In The Dream a river was born that sprang from the peaks and became mighty on the slopes. Chiconauhuapan or Styx, I crossed the homonymous stream with the help of a canine Charon.

I transit the sublime and grotesque Eden, of colossal ferns and vast nature. A purple flower evokes longing in me, and I manage to hear the murmur of those who came before.

From a cobalt universe emerges a yellowish surface, and on this, fruits and flowers are offered.

Altar of exuberant nature.

Oratory that calms the restlessness of a common existence.

Hybrid forms seduce my unconscious. Fleshy fruits ooze indigo milk and feed polychrome flowers that will become winged. The It is the vademecum of pleasure that my senses crave.

With oval shapes, the halos contain bouquets of roses, nopales, and marigolds. In a sacred halo, papayas and prickly pears, mameys and pitayas, provide ancestral sustenance.

I descend the steps of a circular staircase.

I find myself in a cave with saffron tones, a magnificent orchid rests on a body of water.

I manage to evoke that sensation of refuge.

Ofrenda is a representation of the existential home, a topos where the impact of our fears is lessened, it is a garden of delights where everything was given to us and where our deepest desires manage to germinate.

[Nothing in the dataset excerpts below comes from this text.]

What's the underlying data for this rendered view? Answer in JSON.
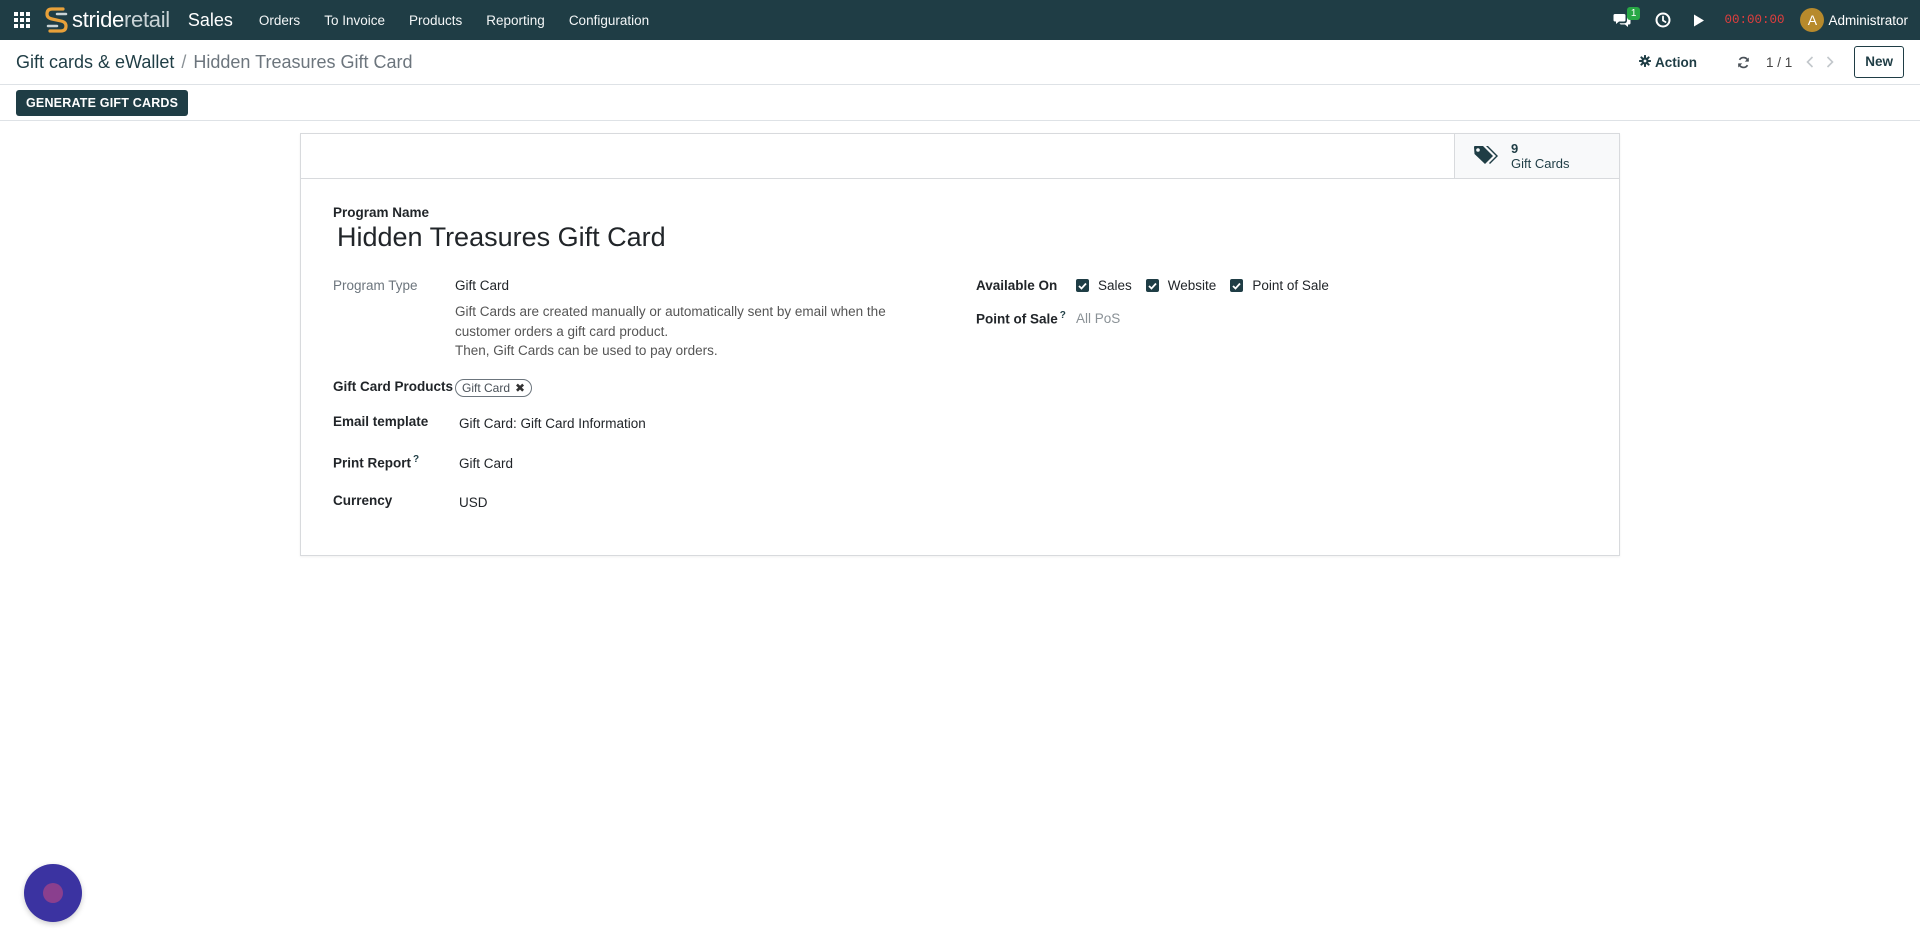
{
  "navbar": {
    "brand_part1": "stride",
    "brand_part2": "retail",
    "app_name": "Sales",
    "menu": [
      "Orders",
      "To Invoice",
      "Products",
      "Reporting",
      "Configuration"
    ],
    "messages_count": "1",
    "timer": "00:00:00",
    "avatar_letter": "A",
    "user_name": "Administrator"
  },
  "control_panel": {
    "breadcrumb_parent": "Gift cards & eWallet",
    "breadcrumb_separator": "/",
    "breadcrumb_current": "Hidden Treasures Gift Card",
    "action_label": "Action",
    "pager": "1 / 1",
    "new_label": "New"
  },
  "statusbar": {
    "generate_label": "GENERATE GIFT CARDS"
  },
  "stat_button": {
    "value": "9",
    "label": "Gift Cards"
  },
  "form": {
    "program_name_label": "Program Name",
    "program_name": "Hidden Treasures Gift Card",
    "program_type_label": "Program Type",
    "program_type": "Gift Card",
    "description_line1": "Gift Cards are created manually or automatically sent by email when the customer orders a gift card product.",
    "description_line2": "Then, Gift Cards can be used to pay orders.",
    "gift_card_products_label": "Gift Card Products",
    "gift_card_products_tag": "Gift Card",
    "email_template_label": "Email template",
    "email_template": "Gift Card: Gift Card Information",
    "print_report_label": "Print Report",
    "print_report": "Gift Card",
    "currency_label": "Currency",
    "currency": "USD",
    "help_mark": "?",
    "available_on_label": "Available On",
    "available_on": [
      {
        "label": "Sales",
        "checked": true
      },
      {
        "label": "Website",
        "checked": true
      },
      {
        "label": "Point of Sale",
        "checked": true
      }
    ],
    "point_of_sale_label": "Point of Sale",
    "point_of_sale_placeholder": "All PoS"
  },
  "colors": {
    "navbar_bg": "#1f3d45",
    "primary": "#1f3d45",
    "timer": "#e03e3e",
    "badge": "#28a745",
    "chat_bubble": "#3b33a1"
  }
}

Kora Moya Rojo presents her first solo show in Mexico City at Daniela Elbahara gallery. In this show, the artist takes as a starting point the endemic flora of the country and the religious symbology to which she gives life thanks to her particular visual language. Moya Rojo presents us with a place of comfort that makes us return to nature in a transcendental journey.

Color and form accompany us in that sensation of calm and relief, the oval shapes and the chromatic range that the artist uses awaken sensations of familiarity and evoke the symbolism of offerings and traditional rituals of Christianity.

The exhibition consists of seven paintings where flowers and fruits take on hybrid forms and immerse us in a dreamlike garden that shelters us. In addition, a series of six small format works complete the exhibition. These act as small altars where the artist forces us to approach in an exercise of detail that becomes intimate.

The final result is the creation of images that oscillate between the sacred and the profane, with an ambivalence typical of a syncretism given by intricate layers of meaning.